I should have known it was a bad sign when I changed the filter on the Keurig a few days early.
I should have known it was a bad sign when I didn’t stop there but actually went on to descale the coffee machine too.
Here’s the link if you’re so inclined.
Another bad sign: I didn’t stop there. I rigorously swept the floor of the garage -which by the way was pretty filthy – and then I started on the spare refrigerator in the garage, which was enjoying the same level of filth. (My mother of blessed memory would be horrified at the dirt.)
And then I plopped on the couch – utterly exhausted.
When I begin compulsively cleaning and making order out of chaos, that is an accurate indicator that I feel out of control internally.
There were a few things bothering me.
After a hideous night at a sleep center, I was informed that I have moderate sleep apnea – indicating I stop breathing anywhere between15-30 times per hour.YIKES!
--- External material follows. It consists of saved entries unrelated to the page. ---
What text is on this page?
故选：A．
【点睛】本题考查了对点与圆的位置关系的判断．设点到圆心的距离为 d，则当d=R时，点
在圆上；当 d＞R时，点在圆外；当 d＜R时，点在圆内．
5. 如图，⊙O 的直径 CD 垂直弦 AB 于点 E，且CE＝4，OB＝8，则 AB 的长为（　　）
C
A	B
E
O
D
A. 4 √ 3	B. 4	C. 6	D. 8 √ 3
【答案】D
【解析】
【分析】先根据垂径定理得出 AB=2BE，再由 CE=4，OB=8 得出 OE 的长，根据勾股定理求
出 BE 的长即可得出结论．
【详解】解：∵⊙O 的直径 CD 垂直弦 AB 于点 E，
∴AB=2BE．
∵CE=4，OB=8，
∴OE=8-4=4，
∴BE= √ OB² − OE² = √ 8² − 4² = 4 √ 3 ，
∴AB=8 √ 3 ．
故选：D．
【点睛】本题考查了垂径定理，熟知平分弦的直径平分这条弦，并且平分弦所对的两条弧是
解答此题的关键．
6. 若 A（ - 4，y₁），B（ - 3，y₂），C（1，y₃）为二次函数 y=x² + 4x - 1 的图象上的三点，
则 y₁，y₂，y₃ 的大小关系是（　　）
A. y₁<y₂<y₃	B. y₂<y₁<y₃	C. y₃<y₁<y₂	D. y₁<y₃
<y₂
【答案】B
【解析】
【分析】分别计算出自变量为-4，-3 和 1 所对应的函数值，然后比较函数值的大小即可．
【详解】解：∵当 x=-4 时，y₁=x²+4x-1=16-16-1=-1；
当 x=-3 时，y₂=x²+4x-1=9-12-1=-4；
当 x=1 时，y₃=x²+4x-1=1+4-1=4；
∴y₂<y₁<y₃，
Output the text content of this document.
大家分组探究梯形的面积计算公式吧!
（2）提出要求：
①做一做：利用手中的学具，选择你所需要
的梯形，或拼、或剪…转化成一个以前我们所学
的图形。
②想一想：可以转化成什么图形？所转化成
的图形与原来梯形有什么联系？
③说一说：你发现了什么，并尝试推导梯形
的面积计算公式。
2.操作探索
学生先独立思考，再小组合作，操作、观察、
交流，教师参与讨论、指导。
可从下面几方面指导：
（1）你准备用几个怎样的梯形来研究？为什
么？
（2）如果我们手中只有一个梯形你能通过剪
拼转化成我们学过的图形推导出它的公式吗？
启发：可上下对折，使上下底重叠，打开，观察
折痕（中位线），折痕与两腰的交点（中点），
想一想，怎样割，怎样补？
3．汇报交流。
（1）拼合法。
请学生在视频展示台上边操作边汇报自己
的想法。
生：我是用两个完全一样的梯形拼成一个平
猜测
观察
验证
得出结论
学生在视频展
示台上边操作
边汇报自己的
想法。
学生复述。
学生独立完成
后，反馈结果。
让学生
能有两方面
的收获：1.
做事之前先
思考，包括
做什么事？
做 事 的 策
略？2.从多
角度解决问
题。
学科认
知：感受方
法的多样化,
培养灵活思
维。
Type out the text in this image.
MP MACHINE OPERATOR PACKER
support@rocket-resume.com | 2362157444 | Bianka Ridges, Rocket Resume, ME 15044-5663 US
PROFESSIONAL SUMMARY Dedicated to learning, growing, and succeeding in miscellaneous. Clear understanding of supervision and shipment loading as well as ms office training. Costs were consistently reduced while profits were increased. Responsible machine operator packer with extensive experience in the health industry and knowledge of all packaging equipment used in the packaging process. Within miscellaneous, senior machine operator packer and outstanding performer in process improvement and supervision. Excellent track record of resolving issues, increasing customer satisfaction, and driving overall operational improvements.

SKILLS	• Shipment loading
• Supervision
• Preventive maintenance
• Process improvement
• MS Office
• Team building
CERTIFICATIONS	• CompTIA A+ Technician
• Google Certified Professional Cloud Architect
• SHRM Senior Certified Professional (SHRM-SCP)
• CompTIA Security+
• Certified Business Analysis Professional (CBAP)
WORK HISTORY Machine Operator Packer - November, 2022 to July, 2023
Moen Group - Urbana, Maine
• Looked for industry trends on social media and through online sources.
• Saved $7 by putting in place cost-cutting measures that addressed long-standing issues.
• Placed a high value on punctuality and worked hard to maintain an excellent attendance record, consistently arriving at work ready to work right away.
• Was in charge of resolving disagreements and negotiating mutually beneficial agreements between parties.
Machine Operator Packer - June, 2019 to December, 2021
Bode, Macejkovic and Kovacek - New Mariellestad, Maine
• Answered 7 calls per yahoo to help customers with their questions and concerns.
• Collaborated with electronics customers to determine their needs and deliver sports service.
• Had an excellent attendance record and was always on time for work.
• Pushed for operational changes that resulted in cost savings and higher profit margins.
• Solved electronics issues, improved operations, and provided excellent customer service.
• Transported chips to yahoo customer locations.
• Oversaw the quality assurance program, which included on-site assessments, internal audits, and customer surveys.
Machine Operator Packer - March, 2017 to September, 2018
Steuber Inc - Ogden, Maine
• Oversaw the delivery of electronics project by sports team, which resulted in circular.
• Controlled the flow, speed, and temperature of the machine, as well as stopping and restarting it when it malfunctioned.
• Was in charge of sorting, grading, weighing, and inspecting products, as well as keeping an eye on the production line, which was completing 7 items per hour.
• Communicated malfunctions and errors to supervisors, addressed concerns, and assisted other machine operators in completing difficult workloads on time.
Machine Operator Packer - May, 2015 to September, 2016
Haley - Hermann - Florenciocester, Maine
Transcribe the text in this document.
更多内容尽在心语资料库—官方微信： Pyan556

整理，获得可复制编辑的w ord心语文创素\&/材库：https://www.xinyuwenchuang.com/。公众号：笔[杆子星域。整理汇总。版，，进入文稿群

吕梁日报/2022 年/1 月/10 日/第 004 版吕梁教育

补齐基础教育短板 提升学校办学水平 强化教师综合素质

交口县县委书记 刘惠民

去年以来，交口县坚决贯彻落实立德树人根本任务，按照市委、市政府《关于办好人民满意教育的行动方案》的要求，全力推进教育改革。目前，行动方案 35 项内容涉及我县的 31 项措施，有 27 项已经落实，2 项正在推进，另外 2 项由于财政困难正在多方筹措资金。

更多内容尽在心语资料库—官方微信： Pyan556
In addition, my husband was diagnosed with prostate cancer and is entering the last of 5 weeks of daily radiation and is feeling extremely fatigued.
And my newest adventure – The Art of Female Friendship – is in full activation mode and keeping me extremely busy.
In a rare moment of solitude and relaxation, I sit on my screened porch watching the sun set. I scan the headlines of the Wall Street Journal resting in my lap.
I am stopped in my tracks by the following headline: Stop Constantly Asking Kids How They Feel by Abigail Shrier.
I am mesmerized, even though my kids are grown up and have flown the nest.
I quickly realize that every day – many times a day – I am nervously probing my husband’s moods and his emotional needs.
How do you feel?
How do you feel?
How do you feel?
And paradoxically I am kinda ignoring my worries over my recently diagnosed sleep apnea because I already booked an appointment to be fitted for a mouthpiece that will hopefully correct it.
And paradoxically, I am ignoring the pit in my stomach as I routinely am startled from deep sleep each night to once again review the nitty-gritty to-do list of details for the “The Art of Female Friendship” event coming up way too soon on Friday, April 12. Details, I should note, that seem to be growing in length and breadth each day – instead of diminishing – as the event grows closer.
So I began perusing the article. Abigail Shrier makes some interesting points:
The more we vigorously hunt for happiness, the more likely we are to be disappointed.
Emotion “check-in” can encourage a self-destructive mindset in young people, who need to learn to manage and sometimes ignore their fleeting feelings.
A healthy emotional life involves a certain amount of repression.
People who adopt an ”action orientation” are able to focus on a task without getting distracted by thoughts about their current emotional or physical state. Those who adopt a ”state orientation” are thinking more about themselves in the moment …keeps themselves from being successful.
I’m still digesting all of this “wisdom” and wondering perhaps if the same can be applied to adults. In my case, I seem to do better when I put my emotions behind me and tackle a task. I’m wondering if my continually asking my husband how he is feeling is holding him back from getting his mind off his physical functioning right now – keeping him in a silo of radiation fatigue.
It’s worth considering. Read the article for yourself.